In respect thereto, the CBIC vide Circular No. 142/12/2020 – GST dated 09 October 2020 has advised the taxpayers to ascertain the details of invoices uploaded by their suppliers for the periods of February, to August 2020, till the due date of furnishing of the statement in GSTR-1 for the month of September 2020 as reflected in GSTR-2As.
It has been clarified that shall reconcile the ITC availed in their GSTR-3Bs for the period February to August 2020 with the details of invoices uploaded by their suppliers of the said months, till the due date of furnishing GSTR-1 for the month of September 2020. The cumulative amount of ITC availed for the said months in GSTR-3B should not exceed 110% of the cumulative value of the eligible credit available in respect of invoices or debit notes the details of which have been uploaded by the suppliers till the due date of furnishing of the statements in GSTR-1 for the month of September 2020.
It has further been clarified that the excess ITC availed arising out of reconciliation during the said period, if any, shall be required to be reversed in GSTR-3B, for the month of September 2020 and failure to do so would be treated as availement of ineligible ITC during the month of September 2020.
Lastly, the CBIC has illustrated the manner of cumulative reconciliation for the said months in terms of proviso to Rule 36(4) of the CGST Rules.
CBIC vide their flyer on Customs (Administration of Rules of Origin under Rules of Origin under Trade Agreements) Rules, 2020 (‘CAROTAR’) have inter alia explained the background of foreign trade and the requirement to impose the said Rules. In the recent trends of Foreign Trade, there has been a staggered reduction in preferential duties under existing Foreign Trade Agreements (‘FTAs’) along with resultant increase in the preferential trade volumes. Further, frequent instances of misuse have come to notice of the Government in which fraudulent traders have mis-declared country of origin in order to avail undue duty concessions.

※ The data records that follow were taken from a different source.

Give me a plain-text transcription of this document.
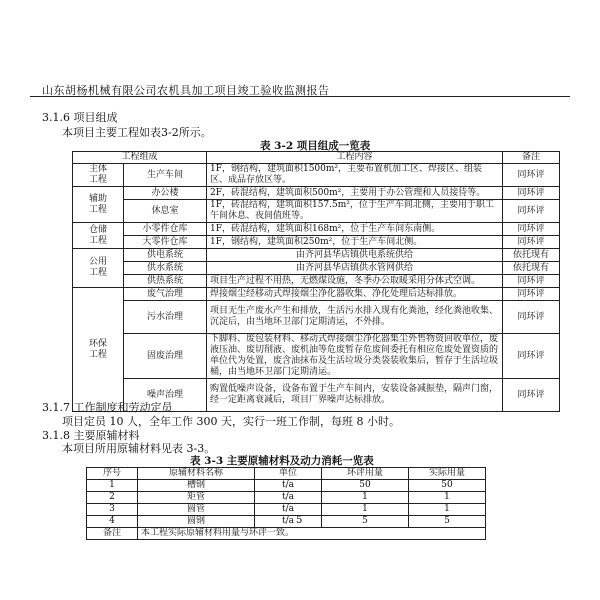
山东胡杨机械有限公司农机具加工项目竣工验收监测报告
3.1.6 项目组成
本项目主要工程如表3-2所示。
表 3-2 项目组成一览表
工程组成		工程内容	备注
主体
工程	生产车间	1F，钢结构，建筑面积1500m²，主要布置机加工区、焊接区、组装区、成品存放区等。	同环评
辅助
工程	办公楼	2F，砖混结构，建筑面积500m²，主要用于办公管理和人员接待等。	同环评
	休息室	1F，砖混结构，建筑面积157.5m²，位于生产车间北侧，主要用于职工午间休息、夜间值班等。	同环评
仓储
工程	小零件仓库	1F，砖混结构，建筑面积168m²，位于生产车间东南侧。	同环评
	大零件仓库	1F，钢结构，建筑面积250m²，位于生产车间北侧。	同环评
公用
工程	供电系统	由齐河县华店镇供电系统供给	依托现有
	供水系统	由齐河县华店镇供水管网供给	依托现有
	供热系统	项目生产过程不用热，无燃煤设施，冬季办公取暖采用分体式空调。	同环评
环保
工程	废气治理	焊接烟尘经移动式焊接烟尘净化器收集、净化处理后达标排放。	同环评
	污水治理	项目无生产废水产生和排放，生活污水排入现有化粪池，经化粪池收集、沉淀后，由当地环卫部门定期清运，不外排。	同环评
	固废治理	下脚料、废包装材料、移动式焊接烟尘净化器集尘外售物资回收单位，废液压油、废切削液、废机油等危废暂存危废间委托有相应危废处置资质的单位代为处置，废含油抹布及生活垃圾分类袋装收集后，暂存于生活垃圾桶，由当地环卫部门定期清运。	同环评
	噪声治理	购置低噪声设备，设备布置于生产车间内，安装设备减振垫，隔声门窗，经一定距离衰减后，项目厂界噪声达标排放。	同环评
3.1.7 工作制度和劳动定员
项目定员 10 人，全年工作 300 天，实行一班工作制，每班 8 小时。
3.1.8 主要原辅材料
本项目所用原辅材料见表 3-3。
表 3-3 主要原辅材料及动力消耗一览表
序号	原辅材料名称	单位	环评用量	实际用量
1	槽钢	t/a	50	50
2	矩管	t/a	1	1
3	圆管	t/a	1	1
4	圆钢	t/a	5	5
备注	本工程实际原辅材料用量与环评一致。			
5
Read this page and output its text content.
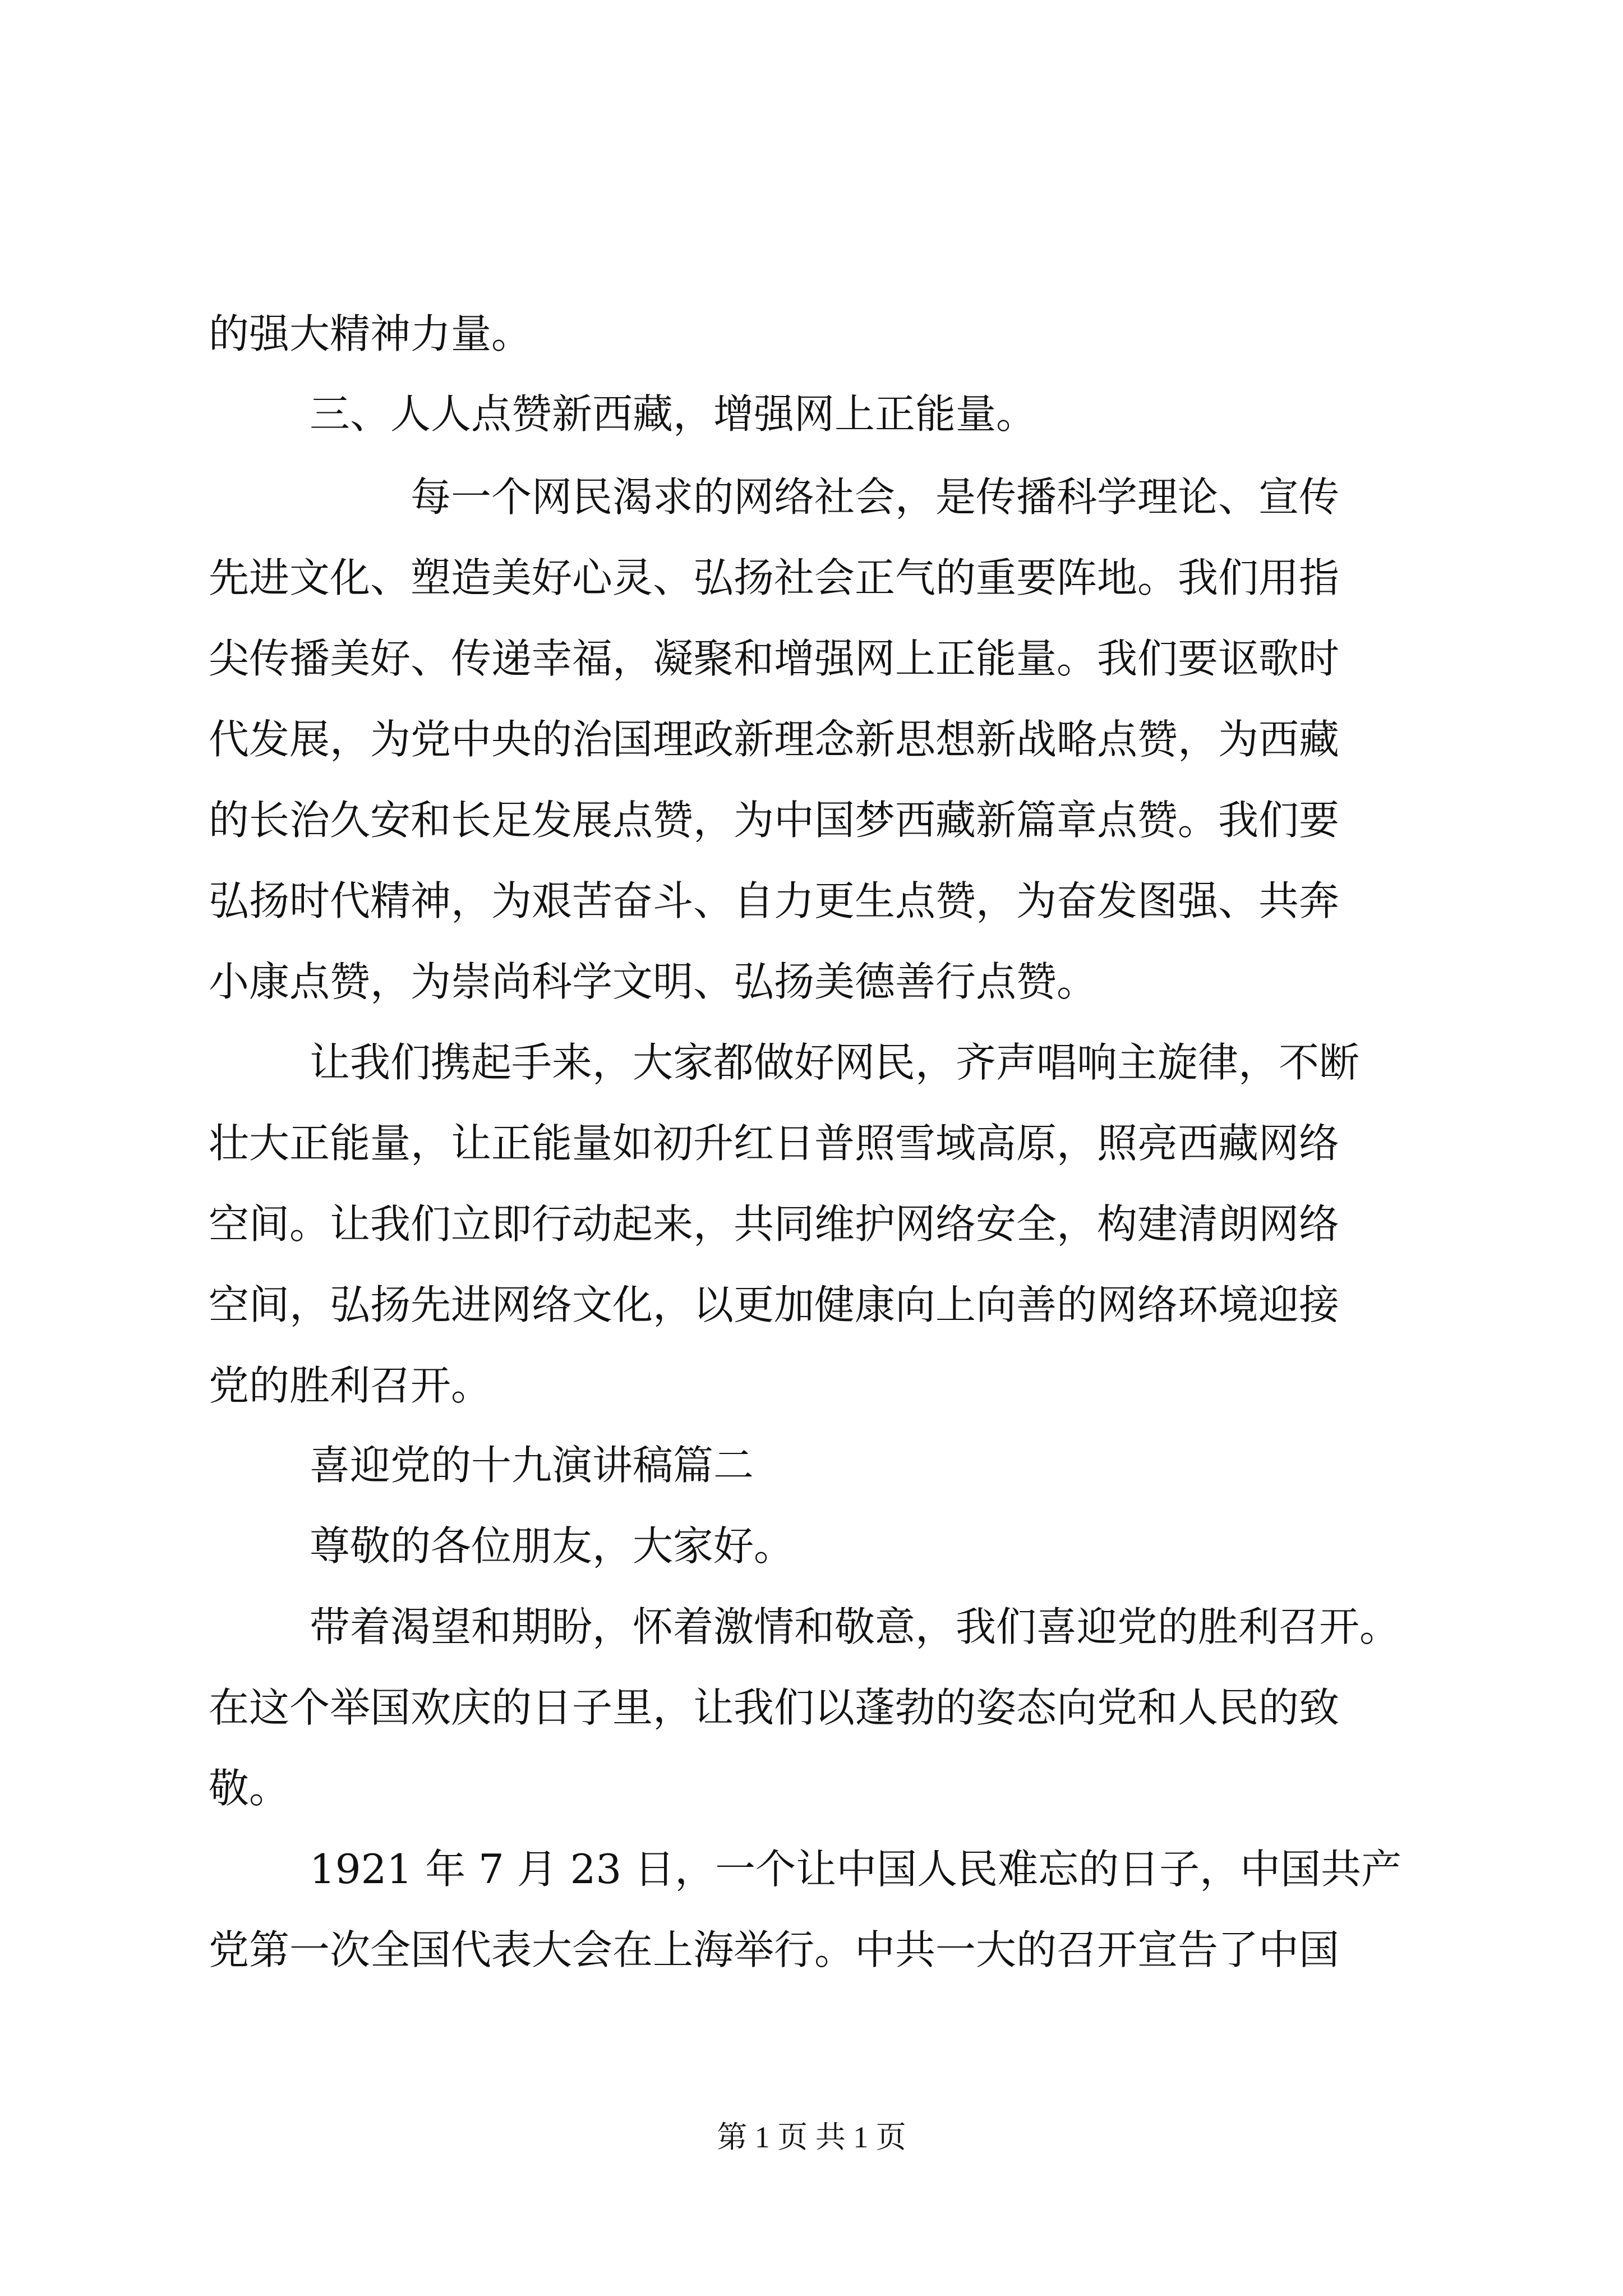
的强大精神力量。
三、人人点赞新西藏，增强网上正能量。
每一个网民渴求的网络社会，是传播科学理论、宣传
先进文化、塑造美好心灵、弘扬社会正气的重要阵地。我们用指
尖传播美好、传递幸福，凝聚和增强网上正能量。我们要讴歌时
代发展，为党中央的治国理政新理念新思想新战略点赞，为西藏
的长治久安和长足发展点赞，为中国梦西藏新篇章点赞。我们要
弘扬时代精神，为艰苦奋斗、自力更生点赞，为奋发图强、共奔
小康点赞，为崇尚科学文明、弘扬美德善行点赞。
让我们携起手来，大家都做好网民，齐声唱响主旋律，不断
壮大正能量，让正能量如初升红日普照雪域高原，照亮西藏网络
空间。让我们立即行动起来，共同维护网络安全，构建清朗网络
空间，弘扬先进网络文化，以更加健康向上向善的网络环境迎接
党的胜利召开。
喜迎党的十九演讲稿篇二
尊敬的各位朋友，大家好。
带着渴望和期盼，怀着激情和敬意，我们喜迎党的胜利召开。
在这个举国欢庆的日子里，让我们以蓬勃的姿态向党和人民的致
敬。
1921 年 7 月 23 日，一个让中国人民难忘的日子，中国共产
党第一次全国代表大会在上海举行。中共一大的召开宣告了中国
第 1 页 共 1 页
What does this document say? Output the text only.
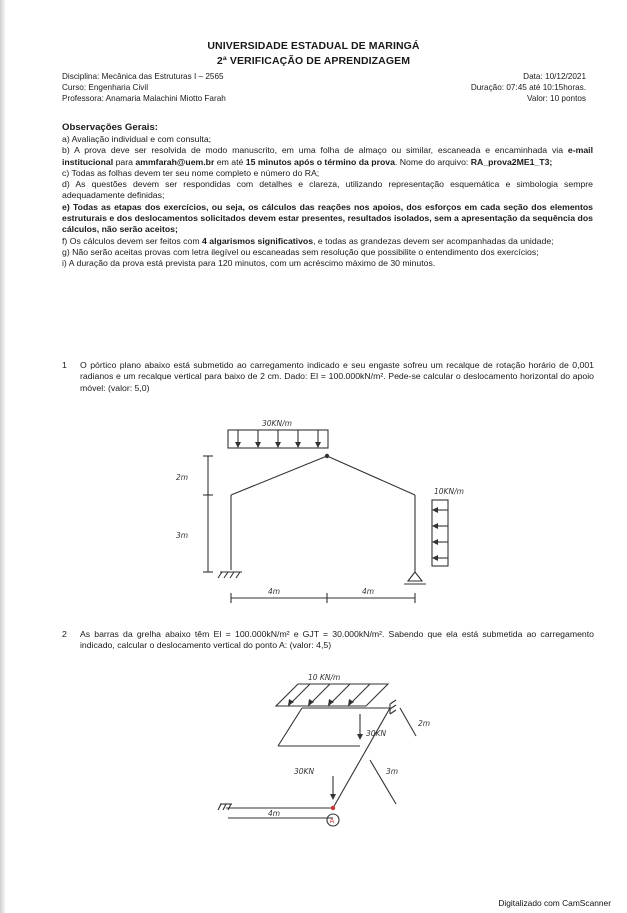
UNIVERSIDADE ESTADUAL DE MARINGÁ
2ª VERIFICAÇÃO DE APRENDIZAGEM
Disciplina: Mecânica das Estruturas I – 2565
Curso: Engenharia Civil
Professora: Anamaria Malachini Miotto Farah
Data: 10/12/2021
Duração: 07:45 até 10:15horas.
Valor: 10 pontos
Observações Gerais:

a) Avaliação individual e com consulta;

b) A prova deve ser resolvida de modo manuscrito, em uma folha de almaço ou similar, escaneada e encaminhada via e-mail institucional para ammfarah@uem.br em até 15 minutos após o término da prova. Nome do arquivo: RA_prova2ME1_T3;

c) Todas as folhas devem ter seu nome completo e número do RA;

d) As questões devem ser respondidas com detalhes e clareza, utilizando representação esquemática e simbologia sempre adequadamente definidas;

e) Todas as etapas dos exercícios, ou seja, os cálculos das reações nos apoios, dos esforços em cada seção dos elementos estruturais e dos deslocamentos solicitados devem estar presentes, resultados isolados, sem a apresentação da sequência dos cálculos, não serão aceitos;

f) Os cálculos devem ser feitos com 4 algarismos significativos, e todas as grandezas devem ser acompanhadas da unidade;

g) Não serão aceitas provas com letra ilegível ou escaneadas sem resolução que possibilite o entendimento dos exercícios;

i) A duração da prova está prevista para 120 minutos, com um acréscimo máximo de 30 minutos.

1 O pórtico plano abaixo está submetido ao carregamento indicado e seu engaste sofreu um recalque de rotação horário de 0,001 radianos e um recalque vertical para baixo de 2 cm. Dado: EI = 100.000kN/m². Pede-se calcular o deslocamento horizontal do apoio móvel: (valor: 5,0)
30KN/m
10KN/m
2m
3m
4m	4m
2 As barras da grelha abaixo têm EI = 100.000kN/m² e GJT = 30.000kN/m². Sabendo que ela está submetida ao carregamento indicado, calcular o deslocamento vertical do ponto A: (valor: 4,5)
10 KN/m
30KN
30KN
2m
3m
4m
A
Digitalizado com CamScanner
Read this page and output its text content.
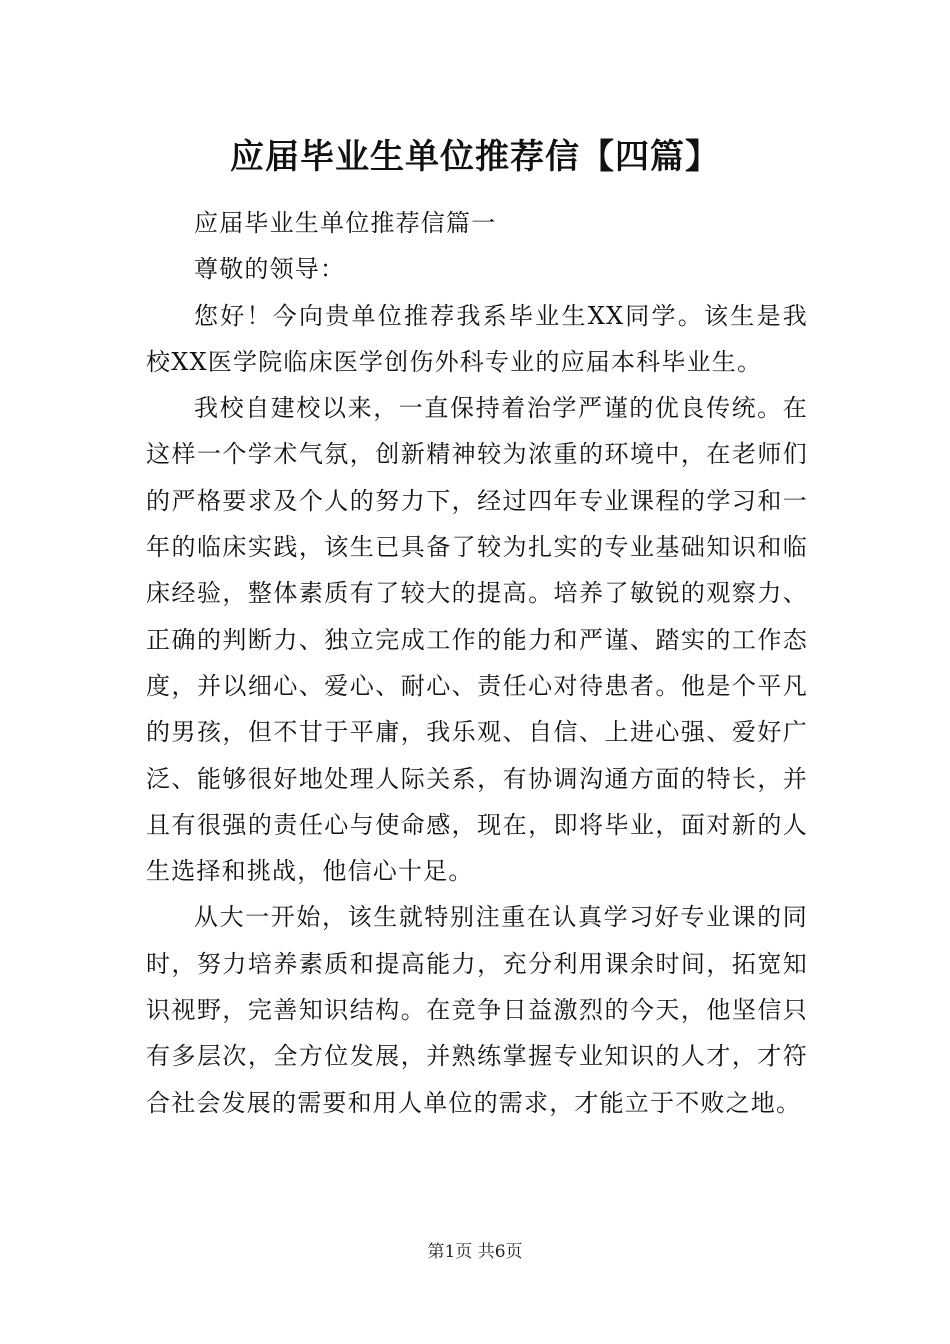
应届毕业生单位推荐信【四篇】

应届毕业生单位推荐信篇一

尊敬的领导：

您好！今向贵单位推荐我系毕业生XX同学。该生是我校XX医学院临床医学创伤外科专业的应届本科毕业生。

我校自建校以来，一直保持着治学严谨的优良传统。在这样一个学术气氛，创新精神较为浓重的环境中，在老师们的严格要求及个人的努力下，经过四年专业课程的学习和一年的临床实践，该生已具备了较为扎实的专业基础知识和临床经验，整体素质有了较大的提高。培养了敏锐的观察力、正确的判断力、独立完成工作的能力和严谨、踏实的工作态度，并以细心、爱心、耐心、责任心对待患者。他是个平凡的男孩，但不甘于平庸，我乐观、自信、上进心强、爱好广泛、能够很好地处理人际关系，有协调沟通方面的特长，并且有很强的责任心与使命感，现在，即将毕业，面对新的人生选择和挑战，他信心十足。

从大一开始，该生就特别注重在认真学习好专业课的同时，努力培养素质和提高能力，充分利用课余时间，拓宽知识视野，完善知识结构。在竞争日益激烈的今天，他坚信只有多层次，全方位发展，并熟练掌握专业知识的人才，才符合社会发展的需要和用人单位的需求，才能立于不败之地。

第1页 共6页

Owing to the above-mentioned fraudulent mis-use of the FTAs, the Government had inserted Chapter VAA and section 28DA in the Customs Act. The new section inter alia provided for a basic level of due diligence on the part of an importer to satisfy himself that the claimed originating criteria have been met, and that mere submission of a Certificate of Origin may not be sufficient.
In light of the above background, the CBIC has provided the following clarifications in respect of CAROTAR 2020 vide the FAQs in the flyer:
The summary of the provisions of CAROTAR 2020 may be accessed at https://www.gstlegal.co.in/newsletter-detail.html?id=425
Earlier in June 2020, the Ministry of Textiles had provided that the DGFT would be issuing the Duty Credit Scrips for RoSTL over and above the budget provision for the shipments made prior to 07 March 2019 only. The allocation of RoSTL over and above budget provision for issuing scrips, would be provided by the Department of Revenue for such old cases which could not be disbursed due to budget limitation.
In respect thereto, the DGFT vide Notification No. 37/2015-2020 dated 06 October 2020 has enabled issuance of duty credit scrips under the RoSCTL, for which the procedure will be laid down separately.